I page the covering oncologist, who describes the conversations that have begun to take place between the family and the care team regarding code status. Palliative care has been involved, and the plan is for a consideration of hospice, but the family has not reached that point yet.
Only about half of patients with metastatic lung cancer have discussed hospice within four to seven months of diagnosis, according to a recent study in the Archives of Internal Medicine (by Haiden Huskamp, John Ayanian, and colleagues in the HMS Department of Health Care Policy). This study also found that about 28 percent of patients who wanted to discuss do-not-resuscitate (DNR) status with their oncologist did not have an opportunity to do so.
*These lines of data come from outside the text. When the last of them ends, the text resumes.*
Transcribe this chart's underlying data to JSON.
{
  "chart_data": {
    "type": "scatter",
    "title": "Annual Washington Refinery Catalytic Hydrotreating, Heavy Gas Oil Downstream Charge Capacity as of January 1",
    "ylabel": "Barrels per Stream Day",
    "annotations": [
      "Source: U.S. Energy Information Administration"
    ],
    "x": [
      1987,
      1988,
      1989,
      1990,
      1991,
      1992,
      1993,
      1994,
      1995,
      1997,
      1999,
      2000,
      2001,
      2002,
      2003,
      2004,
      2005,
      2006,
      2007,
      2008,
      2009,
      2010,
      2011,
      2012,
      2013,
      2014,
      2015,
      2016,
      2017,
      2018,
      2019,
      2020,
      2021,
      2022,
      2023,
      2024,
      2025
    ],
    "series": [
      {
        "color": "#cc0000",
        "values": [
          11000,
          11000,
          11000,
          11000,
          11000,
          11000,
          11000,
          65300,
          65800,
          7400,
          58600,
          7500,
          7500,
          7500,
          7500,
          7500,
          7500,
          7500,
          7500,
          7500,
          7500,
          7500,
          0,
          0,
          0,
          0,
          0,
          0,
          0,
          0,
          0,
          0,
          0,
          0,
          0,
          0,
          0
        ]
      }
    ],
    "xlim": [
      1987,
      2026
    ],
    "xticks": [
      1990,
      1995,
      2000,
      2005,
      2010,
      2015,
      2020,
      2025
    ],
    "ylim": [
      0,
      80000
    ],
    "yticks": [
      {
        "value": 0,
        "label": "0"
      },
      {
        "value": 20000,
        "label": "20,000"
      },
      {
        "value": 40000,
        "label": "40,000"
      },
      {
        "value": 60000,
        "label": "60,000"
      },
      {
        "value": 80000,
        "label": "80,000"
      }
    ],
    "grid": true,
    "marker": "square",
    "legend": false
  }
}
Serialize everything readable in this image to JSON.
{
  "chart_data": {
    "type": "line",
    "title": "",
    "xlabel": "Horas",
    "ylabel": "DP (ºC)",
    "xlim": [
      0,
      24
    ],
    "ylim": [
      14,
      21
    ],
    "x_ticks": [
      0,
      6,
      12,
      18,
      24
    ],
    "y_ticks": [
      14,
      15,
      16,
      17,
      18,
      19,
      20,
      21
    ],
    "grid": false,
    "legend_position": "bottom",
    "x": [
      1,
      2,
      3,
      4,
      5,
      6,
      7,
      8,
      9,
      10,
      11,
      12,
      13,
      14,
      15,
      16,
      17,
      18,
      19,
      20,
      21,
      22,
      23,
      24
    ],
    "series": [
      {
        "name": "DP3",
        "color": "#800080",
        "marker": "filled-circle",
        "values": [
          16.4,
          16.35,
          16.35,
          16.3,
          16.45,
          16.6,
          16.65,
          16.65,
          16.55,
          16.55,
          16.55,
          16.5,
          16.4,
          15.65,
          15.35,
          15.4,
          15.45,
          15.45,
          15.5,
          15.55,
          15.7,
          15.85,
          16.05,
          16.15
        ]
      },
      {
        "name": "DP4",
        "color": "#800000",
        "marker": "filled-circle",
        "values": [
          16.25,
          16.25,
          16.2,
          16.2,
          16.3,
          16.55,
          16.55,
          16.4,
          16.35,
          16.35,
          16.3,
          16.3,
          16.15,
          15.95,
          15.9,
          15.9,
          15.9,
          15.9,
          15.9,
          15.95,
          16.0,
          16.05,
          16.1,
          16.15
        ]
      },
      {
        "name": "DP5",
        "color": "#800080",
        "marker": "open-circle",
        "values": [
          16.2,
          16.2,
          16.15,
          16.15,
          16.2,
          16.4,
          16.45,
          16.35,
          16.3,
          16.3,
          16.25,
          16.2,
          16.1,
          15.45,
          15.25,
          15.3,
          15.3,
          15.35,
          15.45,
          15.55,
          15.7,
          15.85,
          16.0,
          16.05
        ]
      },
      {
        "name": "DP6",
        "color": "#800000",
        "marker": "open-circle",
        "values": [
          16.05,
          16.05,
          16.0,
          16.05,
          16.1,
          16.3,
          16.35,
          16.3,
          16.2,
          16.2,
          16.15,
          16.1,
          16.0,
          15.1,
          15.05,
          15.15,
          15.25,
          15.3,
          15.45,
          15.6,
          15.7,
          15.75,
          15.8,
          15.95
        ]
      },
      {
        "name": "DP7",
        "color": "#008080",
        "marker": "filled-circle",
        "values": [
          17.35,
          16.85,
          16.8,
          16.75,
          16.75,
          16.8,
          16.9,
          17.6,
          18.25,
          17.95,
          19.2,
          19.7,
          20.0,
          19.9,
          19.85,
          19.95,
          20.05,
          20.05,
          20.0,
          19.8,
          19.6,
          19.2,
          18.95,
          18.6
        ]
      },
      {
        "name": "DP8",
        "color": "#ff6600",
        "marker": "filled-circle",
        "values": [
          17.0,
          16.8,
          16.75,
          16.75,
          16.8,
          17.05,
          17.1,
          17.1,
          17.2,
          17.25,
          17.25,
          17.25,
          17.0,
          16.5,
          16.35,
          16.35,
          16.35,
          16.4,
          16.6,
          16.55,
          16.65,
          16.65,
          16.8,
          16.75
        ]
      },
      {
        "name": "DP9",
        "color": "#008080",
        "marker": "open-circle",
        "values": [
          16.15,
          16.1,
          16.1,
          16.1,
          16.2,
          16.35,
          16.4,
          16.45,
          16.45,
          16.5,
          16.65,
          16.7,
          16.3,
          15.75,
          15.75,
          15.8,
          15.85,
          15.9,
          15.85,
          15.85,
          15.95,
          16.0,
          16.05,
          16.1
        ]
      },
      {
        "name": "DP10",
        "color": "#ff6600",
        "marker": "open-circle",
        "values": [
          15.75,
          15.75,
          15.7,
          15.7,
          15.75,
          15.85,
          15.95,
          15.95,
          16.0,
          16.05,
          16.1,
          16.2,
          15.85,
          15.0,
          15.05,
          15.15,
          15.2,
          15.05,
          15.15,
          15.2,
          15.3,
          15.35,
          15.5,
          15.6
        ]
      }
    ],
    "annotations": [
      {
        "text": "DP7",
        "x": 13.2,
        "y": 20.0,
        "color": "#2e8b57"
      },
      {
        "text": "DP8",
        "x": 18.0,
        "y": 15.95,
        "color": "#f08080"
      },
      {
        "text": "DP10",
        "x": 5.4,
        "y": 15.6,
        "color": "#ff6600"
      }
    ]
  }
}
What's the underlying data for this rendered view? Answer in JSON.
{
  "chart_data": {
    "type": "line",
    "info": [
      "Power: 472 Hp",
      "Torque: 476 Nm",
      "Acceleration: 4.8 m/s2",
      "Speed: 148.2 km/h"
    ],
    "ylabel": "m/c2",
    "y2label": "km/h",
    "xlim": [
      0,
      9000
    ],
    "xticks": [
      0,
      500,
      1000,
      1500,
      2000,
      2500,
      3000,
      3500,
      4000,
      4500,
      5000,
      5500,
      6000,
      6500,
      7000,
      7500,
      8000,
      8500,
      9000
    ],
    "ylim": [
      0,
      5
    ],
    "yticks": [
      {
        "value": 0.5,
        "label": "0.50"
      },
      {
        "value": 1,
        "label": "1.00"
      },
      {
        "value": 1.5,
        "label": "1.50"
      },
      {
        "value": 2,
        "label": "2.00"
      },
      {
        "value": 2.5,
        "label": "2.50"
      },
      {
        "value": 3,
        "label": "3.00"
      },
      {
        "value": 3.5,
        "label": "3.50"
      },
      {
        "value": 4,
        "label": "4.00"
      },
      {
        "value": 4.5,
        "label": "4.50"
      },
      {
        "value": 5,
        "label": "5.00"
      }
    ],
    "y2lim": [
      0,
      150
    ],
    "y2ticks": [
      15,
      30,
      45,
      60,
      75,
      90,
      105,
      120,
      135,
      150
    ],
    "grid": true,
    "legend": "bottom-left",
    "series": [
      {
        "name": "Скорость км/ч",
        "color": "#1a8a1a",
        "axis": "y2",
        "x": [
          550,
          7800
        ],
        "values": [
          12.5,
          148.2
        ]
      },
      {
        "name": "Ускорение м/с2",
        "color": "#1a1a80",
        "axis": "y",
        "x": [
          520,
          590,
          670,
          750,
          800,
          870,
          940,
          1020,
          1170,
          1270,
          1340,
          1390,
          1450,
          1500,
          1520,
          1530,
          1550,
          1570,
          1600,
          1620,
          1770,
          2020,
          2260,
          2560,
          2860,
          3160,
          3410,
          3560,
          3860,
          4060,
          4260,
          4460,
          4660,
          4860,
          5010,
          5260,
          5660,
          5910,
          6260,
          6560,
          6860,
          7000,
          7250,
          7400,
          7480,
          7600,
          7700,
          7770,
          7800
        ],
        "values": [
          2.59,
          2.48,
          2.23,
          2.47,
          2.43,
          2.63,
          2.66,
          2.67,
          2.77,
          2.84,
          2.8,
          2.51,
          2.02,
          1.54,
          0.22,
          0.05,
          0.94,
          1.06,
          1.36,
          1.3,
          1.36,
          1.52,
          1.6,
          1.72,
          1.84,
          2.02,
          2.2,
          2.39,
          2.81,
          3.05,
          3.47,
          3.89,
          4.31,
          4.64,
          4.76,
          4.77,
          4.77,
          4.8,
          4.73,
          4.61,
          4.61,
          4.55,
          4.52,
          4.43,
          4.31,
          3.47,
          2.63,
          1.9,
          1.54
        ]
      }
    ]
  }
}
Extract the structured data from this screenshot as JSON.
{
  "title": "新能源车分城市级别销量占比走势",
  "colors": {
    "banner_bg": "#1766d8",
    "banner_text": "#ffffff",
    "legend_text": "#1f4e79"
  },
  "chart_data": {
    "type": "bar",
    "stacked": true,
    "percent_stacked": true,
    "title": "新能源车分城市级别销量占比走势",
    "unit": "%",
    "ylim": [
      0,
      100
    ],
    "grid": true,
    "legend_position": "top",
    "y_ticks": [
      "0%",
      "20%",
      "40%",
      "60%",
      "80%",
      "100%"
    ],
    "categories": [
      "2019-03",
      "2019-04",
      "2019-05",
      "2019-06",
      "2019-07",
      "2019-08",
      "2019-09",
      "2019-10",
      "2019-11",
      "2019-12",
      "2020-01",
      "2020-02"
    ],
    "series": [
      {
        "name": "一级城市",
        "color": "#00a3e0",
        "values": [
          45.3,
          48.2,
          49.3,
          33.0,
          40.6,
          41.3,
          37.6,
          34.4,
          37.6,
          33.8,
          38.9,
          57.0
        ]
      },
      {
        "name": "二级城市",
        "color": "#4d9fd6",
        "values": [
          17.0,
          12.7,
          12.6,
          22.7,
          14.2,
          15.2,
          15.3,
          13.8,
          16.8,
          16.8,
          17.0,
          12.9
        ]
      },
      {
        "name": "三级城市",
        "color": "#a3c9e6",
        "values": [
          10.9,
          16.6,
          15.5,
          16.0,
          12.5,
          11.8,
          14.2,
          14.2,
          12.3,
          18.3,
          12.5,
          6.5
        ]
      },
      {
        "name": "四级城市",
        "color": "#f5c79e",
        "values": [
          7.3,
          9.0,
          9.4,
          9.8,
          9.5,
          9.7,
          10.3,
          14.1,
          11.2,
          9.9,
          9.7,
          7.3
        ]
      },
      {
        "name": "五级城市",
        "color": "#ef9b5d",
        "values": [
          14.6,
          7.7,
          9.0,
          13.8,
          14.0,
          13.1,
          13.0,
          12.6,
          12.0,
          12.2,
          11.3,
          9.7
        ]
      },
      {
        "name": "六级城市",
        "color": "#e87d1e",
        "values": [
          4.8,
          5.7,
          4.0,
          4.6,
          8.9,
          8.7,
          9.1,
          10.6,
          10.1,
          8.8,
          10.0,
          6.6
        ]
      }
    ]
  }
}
Further, only a third of patients who had discussed DNR status also discussed hospice care. There are many barriers to discussions of hospice in patients who are terminally ill, both on the part of physicians and of patients.
The oncologist agrees with the team’s assessment that intubation is futile, and he says he will call the patient’s wife and then come to the hospital to discuss the situation in person.
In the hours that follow, the family, speaking for the patient who is not responsive, makes decisions for him. They decide not to escalate care and, in fact, to pursue hospice care.
Often, I have observed making the decision not to intervene is one of the hardest decisions to make. With all the advanced technology and machines we have in place to extend life, choosing instead to let nature take its course seems anathema.
Erica Seiguer Shenoy, MD–PhD ’07, is a resident in internal medicine at Massachusetts General Hospital.